Affects Version/s: BLAZEGRAPH_2_1_0
Fix Version/s: BLAZEGRAPH_2_X_BACKLOG
I gave the scenario sketched at https://gist.github.com/ktk/a04e267dd776da2511692e96fc2b5d99 a quick try. First, I executed the following two count version of the queries (in a non-optimized, out-of the box blazegraph master > 2.1.0, triples mode, non-analytic), both reporting ~30M triples:
1a.) Query as is
The query took 4min 45s, with large intermediate results for some of the joins being produced (>30M). Still, the query plan is fully pipelined.

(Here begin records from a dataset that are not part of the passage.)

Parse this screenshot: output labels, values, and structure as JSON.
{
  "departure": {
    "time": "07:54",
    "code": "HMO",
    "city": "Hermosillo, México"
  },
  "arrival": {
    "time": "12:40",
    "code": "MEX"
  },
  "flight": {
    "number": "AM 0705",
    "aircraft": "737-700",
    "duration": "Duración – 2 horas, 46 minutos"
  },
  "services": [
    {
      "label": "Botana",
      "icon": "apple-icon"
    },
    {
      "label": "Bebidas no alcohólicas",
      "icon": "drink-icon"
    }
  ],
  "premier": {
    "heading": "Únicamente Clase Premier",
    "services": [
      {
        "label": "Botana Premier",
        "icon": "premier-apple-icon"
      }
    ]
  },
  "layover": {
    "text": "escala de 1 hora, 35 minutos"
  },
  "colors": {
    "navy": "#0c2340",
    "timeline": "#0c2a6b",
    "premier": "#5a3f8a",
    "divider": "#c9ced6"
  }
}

1b.) Hand optimized version
This query is way faster – it's essentially forcing a bushy plan in combination with an efficient merge join. This goes through in ~45s.
2.) Executing the original CONSTRUCT, according to Brad, takes about 40mins (similiar to the number reported on the Website).
Conclusion: query evaluation performance could definitely be improved by better planning (-> bushy plan), but doesn't seem to be the major bottleneck here. Also wondering where the time goes, unrequired materialization might be one root cause, but possibly not the only one. Estimating an insert ration of (only) 50k stmts/sec, what is what we get for loading, it should even be possible to get this down to 2-3 minutes.